Catalytic Solidarity. The third foundational principal of the Elijah-Elisha exceptional partnerships was their catalytic relationship, characterized by their desire to promote creativity and nurture the innovative abilities of their partner. Like Elijah-Elisha, partnered theological schools and/or seminaries are not fixated on rigidly preserving the past but centered on the forward-focused plow of flexibility and innovation. It is essential that such partnerships be grounded in an unwavering belief in the integrity and authenticity of the other where members feel reassured in a safe environment of solidarity.

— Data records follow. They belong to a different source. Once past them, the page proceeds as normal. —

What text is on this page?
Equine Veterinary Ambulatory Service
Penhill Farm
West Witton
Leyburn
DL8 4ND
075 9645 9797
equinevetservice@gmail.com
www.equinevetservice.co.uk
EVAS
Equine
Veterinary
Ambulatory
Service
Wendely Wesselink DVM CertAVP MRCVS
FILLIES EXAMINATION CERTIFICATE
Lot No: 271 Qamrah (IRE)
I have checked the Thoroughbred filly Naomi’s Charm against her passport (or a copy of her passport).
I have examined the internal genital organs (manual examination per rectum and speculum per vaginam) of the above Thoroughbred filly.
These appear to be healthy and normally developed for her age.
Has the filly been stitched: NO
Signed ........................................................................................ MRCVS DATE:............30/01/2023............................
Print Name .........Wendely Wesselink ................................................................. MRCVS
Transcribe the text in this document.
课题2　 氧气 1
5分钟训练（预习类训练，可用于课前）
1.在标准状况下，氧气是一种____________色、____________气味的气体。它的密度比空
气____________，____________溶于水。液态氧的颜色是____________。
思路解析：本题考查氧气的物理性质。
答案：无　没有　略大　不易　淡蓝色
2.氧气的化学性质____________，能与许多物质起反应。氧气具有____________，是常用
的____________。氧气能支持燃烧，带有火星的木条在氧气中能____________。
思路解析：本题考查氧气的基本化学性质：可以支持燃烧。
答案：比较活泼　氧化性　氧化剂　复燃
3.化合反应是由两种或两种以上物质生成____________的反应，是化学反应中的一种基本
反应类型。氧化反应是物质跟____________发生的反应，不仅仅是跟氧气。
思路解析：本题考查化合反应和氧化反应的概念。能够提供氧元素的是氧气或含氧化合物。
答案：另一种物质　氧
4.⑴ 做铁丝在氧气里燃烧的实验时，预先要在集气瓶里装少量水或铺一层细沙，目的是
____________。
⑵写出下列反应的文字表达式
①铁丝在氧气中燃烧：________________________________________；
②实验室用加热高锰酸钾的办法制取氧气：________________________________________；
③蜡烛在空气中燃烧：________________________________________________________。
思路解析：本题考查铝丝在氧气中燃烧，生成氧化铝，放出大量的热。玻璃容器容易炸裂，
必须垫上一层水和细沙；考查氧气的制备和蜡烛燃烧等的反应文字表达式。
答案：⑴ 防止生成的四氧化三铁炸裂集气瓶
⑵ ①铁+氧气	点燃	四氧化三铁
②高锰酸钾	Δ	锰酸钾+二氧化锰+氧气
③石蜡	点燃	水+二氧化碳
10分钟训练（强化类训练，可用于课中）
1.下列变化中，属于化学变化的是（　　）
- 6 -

Servanthood. Successful partnerships are, finally, based in service, not self-serving agendas. Throughout their entire ministry, Elijah and Elisha demonstrated that they were willing to sacrifice their own needs in service to others. Every time different people in his community asked them for help, they were never disgruntled or disinclined but willing to accomplish their God-given prophetic mission by diligently providing solutions. Theological schools and seminaries will not be able to accomplish their mission if they are self-absorbed, inconsistent or not committed to their horizontal responsibilities. This principle cannot be overstated, because without a servanthood mentality, the unique prophetic mission that differentiates theological studies from other educational institutions will ultimately be stymied.
The prophetic partnership of Elijah to Elisha provides a valuable rhythm of collaboration for contemporary theological schools and seminaries that are interested in merging their respective educational institutions. As such, the leadership of these institutions should consider emphasizing the four-fold foundational principals of shared commitment, authenticity, catalytic solidarity, and the diligence of prophetic servanthood into their collaborative relationships. Only by adopting a shared commitment to societal engagement will partner schools hope to successfully advance their God-given missions, and thereby, assure long-term survival.
Joint ventures frequently fail because of lack of trust, inauthentic leadership, and incompatible value systems. “Two cannot walk together,” insists the prophet Amos, “except they are agreed” (Amos 3:3). Consequently, while a robust engagement of stakeholders and enhanced financial efficiencies are essential, successful partnerships are ultimately characterized by an ethos of self-sacrificial collaboration wherein individual destinies are woven into the very fabric of the other.
The synergetic partnership of Elijah and Elisha inaugurated a powerful transformation. The heaven-ward chariot translation of Elijah transferred a double-portioned of God’s Grace to Elisha (2 Kings 2:11). This is what can happen to theological schools and seminaries if/when they choose to join hands to the plow of educational partnership. In the final analysis, this is what precipitated the compound anointing, a greater glory then any one single person can exhibit on their own.